Many people try to lose weight only by focusing on what they should and shouldn't eat. They fail to look deeper to understand the reasons why they overeat. People must acknowledge the real reasons for their overeating - the hunger inside of them.
There is a difference between hunger and appetite. Hunger is physiological. It is a signal from the body - a grumbling and growling in the stomach - that indicates the body needs food. Appetite is psychological. It is a craving for certain foods without the feeling of hunger accompanying it. It can take practice to decipher whether you are physically hungry or emotionally hungry.
There are important distinctions between the two:
- Physical hunger usually occurs gradually. Emotional hunger tends to come on more quickly.
- When you are physically hungry, you are typically open to options as to what food(s) will satisfy you. When you are eating to fill an emotional void, you tend to crave a specific food.
- If you are eating because you're hungry, you're more likely to stop when you're full. You're more likely to continue to eat past the point of being full with emotional eating.
- Eating because you are physically hungry is rarely associated with guilt. Emotional eating, on the other hand, can leave a person feeling guilty and ashamed.
A food log is a great way to track what you are eating on a daily basis. However, many people track the foods they eat without tracking other critical information, such as hunger level and feelings. In order to break the cycle of emotional eating, you must first recognize it. The following food record contains important information that can help you see eating patterns and the emotions associated with them, such as:
- Time of day that meals or snacks are consumed.
- Hunger scale before eating and hunger scale after eating, ranging from 1 to 10 (refer to the following chart for how to rate hunger level):
10 = Stuffed to the point of feeling sick
9 = Very uncomfortably full, need to loosen your belt
8 = Uncomfortably full, feel stuffed
7 = Very full, feel as if you have overeaten
6 = Comfortably full, satisfied
5 = Comfortable, neither hungry nor full
4 = Beginning signals of hunger
3 = Hungry, ready to eat
2 = Very hungry, unable to concentrate
1 = Starving, dizzy, irritated
- Foods/beverages consumed
- 'Worth it' scale ranging from 1 to 10, with 1 being not worth it at all and 10 being very worth it.
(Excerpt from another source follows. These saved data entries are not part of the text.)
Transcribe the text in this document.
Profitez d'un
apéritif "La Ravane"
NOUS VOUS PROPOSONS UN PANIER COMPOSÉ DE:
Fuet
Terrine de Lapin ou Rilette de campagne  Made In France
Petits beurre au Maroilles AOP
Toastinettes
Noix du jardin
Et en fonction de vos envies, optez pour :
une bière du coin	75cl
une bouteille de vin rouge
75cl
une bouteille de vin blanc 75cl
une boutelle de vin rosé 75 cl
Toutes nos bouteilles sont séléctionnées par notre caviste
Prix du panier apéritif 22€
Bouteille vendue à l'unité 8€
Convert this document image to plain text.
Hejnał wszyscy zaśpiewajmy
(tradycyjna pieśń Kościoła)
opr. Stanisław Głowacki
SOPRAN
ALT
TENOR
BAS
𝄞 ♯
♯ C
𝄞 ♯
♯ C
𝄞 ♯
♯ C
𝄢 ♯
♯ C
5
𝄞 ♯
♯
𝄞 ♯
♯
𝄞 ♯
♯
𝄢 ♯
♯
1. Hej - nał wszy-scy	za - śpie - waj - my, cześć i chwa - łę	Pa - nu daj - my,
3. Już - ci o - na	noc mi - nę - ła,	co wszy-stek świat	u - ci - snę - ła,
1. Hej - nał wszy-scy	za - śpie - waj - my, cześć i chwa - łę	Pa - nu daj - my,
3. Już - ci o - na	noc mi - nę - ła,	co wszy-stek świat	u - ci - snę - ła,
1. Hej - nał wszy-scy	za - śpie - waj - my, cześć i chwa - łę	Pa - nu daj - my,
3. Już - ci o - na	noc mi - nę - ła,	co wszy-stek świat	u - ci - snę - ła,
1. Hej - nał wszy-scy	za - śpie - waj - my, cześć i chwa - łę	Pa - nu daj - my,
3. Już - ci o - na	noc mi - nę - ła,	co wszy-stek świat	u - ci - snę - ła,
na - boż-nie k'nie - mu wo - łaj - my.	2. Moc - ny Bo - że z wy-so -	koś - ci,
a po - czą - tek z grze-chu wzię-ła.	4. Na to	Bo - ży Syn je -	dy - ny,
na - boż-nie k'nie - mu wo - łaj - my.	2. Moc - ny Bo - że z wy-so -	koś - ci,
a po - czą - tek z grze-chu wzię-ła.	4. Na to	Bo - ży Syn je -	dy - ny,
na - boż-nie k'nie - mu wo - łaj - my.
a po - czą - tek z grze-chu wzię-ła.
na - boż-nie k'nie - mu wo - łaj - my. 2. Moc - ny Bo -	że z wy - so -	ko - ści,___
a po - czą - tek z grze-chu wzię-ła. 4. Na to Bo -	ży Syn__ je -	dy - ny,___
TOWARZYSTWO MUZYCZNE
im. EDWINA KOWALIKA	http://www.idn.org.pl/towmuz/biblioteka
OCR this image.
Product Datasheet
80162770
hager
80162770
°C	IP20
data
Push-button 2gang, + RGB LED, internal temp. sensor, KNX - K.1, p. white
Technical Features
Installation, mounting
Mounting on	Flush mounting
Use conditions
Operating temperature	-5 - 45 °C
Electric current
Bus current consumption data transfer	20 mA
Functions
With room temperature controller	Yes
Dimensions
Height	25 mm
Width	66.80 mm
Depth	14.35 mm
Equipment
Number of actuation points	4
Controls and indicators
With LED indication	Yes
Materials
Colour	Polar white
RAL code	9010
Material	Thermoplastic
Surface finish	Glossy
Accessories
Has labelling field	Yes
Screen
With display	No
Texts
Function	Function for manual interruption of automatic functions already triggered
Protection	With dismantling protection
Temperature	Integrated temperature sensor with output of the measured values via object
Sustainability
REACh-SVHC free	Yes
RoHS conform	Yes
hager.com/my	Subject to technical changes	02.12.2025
- Additional comments, such as 'why did you eat?'
The food record can be downloaded here: http://www.weight-loss-motivation-program.com/dailyfoodrecord.pdf.
Marilyn Migliore, MS, RD, ACSW, BCD, developed a nationally recognized treatment program for people struggling with eating and weight disorders called "The Hunger Within." The program is available in-person as a workshop and also as a self-help book. "The Hunger Within" helps people explore the core reasons for their overeating and their psychological barriers to weight loss.
Visit the following link to learn more: http://www.thehungerwithin.com/.
This next week, pay closer attention to your eating patterns by keeping track of not only the foods you eat, but also how you are feeling. Practice asking yourself, "What am I really hungry for?" You will begin to recognize that often your body is craving laughter, sleep, exercise, or peace and quiet.